Android smartphone manufactured by Samsung Electronics

The Samsung Galaxy A8s is an Android phablet smartphone produced by Samsung Electronics as part of the Samsung Galaxy A series. It was announced on 10 December 2018 primarily for the Chinese market. It was also sold as the Samsung Galaxy A9 Pro (2019) in South Korea.

The A8s is a triple camera smartphone produced by Samsung, featuring 3 different cameras on the rear. A circular hole is punched out in the top left corner of the display for the front camera, branded as the Infinity-O Display. It is also the first Samsung smartphone to not include a headphone jack.

==Specifications==

The A8s features a 6.4-inch Full HD+ IPS LCD with a 19.5:9 aspect ratio. Unlike previous Samsung A series phones, this device uses a normal LCD panel rather than an AMOLED display. The new Infinity-O display features a full edge to edge display with a 6.7mm round hole punched out in the top left corner for the front camera.

The triple camera setup features a primary 24MP f/1.7 sensor for normal photography, a 10MP f/2.4 telephoto sensor with optical zoom and a 5MP depth sensor for effects such as bokeh. The front camera is a 24MP f/2.0 sensor in a pin-hole punched out in the display.

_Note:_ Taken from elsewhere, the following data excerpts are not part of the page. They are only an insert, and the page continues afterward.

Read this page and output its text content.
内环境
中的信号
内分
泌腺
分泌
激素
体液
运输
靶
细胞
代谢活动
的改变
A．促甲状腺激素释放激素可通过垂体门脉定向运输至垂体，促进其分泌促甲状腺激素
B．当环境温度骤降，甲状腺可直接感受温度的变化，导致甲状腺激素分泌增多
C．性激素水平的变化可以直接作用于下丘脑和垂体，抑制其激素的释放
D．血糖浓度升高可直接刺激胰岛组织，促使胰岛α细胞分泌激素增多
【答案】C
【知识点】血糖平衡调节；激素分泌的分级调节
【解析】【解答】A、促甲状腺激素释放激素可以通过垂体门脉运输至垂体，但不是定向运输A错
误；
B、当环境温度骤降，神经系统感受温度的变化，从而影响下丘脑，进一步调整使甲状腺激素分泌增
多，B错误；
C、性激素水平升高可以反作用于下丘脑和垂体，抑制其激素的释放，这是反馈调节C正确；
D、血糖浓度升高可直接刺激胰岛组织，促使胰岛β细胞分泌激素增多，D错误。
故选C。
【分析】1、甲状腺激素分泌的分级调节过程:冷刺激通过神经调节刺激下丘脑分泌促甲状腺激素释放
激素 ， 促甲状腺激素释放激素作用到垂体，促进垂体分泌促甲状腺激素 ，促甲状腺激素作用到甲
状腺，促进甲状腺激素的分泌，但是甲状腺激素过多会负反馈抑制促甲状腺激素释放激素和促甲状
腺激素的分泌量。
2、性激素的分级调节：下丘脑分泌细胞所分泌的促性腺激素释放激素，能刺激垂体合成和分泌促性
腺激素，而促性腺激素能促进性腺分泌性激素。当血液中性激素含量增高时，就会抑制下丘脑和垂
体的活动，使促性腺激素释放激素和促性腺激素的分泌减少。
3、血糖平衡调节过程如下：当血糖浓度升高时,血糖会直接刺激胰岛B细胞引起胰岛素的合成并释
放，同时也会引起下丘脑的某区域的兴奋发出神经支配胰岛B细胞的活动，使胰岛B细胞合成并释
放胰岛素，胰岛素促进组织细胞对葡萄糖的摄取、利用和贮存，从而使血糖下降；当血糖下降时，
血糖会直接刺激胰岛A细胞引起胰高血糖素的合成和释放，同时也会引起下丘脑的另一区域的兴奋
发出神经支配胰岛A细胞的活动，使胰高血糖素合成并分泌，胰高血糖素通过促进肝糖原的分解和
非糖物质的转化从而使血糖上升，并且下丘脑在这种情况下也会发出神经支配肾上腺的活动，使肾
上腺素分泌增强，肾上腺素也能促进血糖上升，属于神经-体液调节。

It runs Android 8.1 "Oreo" with Samsung Experience 9.5 respectively out-of-the box, however it is upgradable to Android 10 with One UI 2.0. The smartphone features an upgraded Qualcomm Snapdragon 710 SoC consisting of 2 performance 2.2GHz Kryo 360 and 6 efficient 1.7GHz Kryo 360 backed by a new Adreno 616 GPU and sports 6 GB or 8 GB of RAM and 128 GB of internal storage, expandable to 512 GB via a MicroSD card, through a dedicated SD card slot.

==Availability==
Following the unveiling, Samsung announced that the device will go on sale in only in the Chinese market, with no announcement to release in other countries. However, on January 25, 2019, the phone was announced in South Korea as the Galaxy A9 Pro.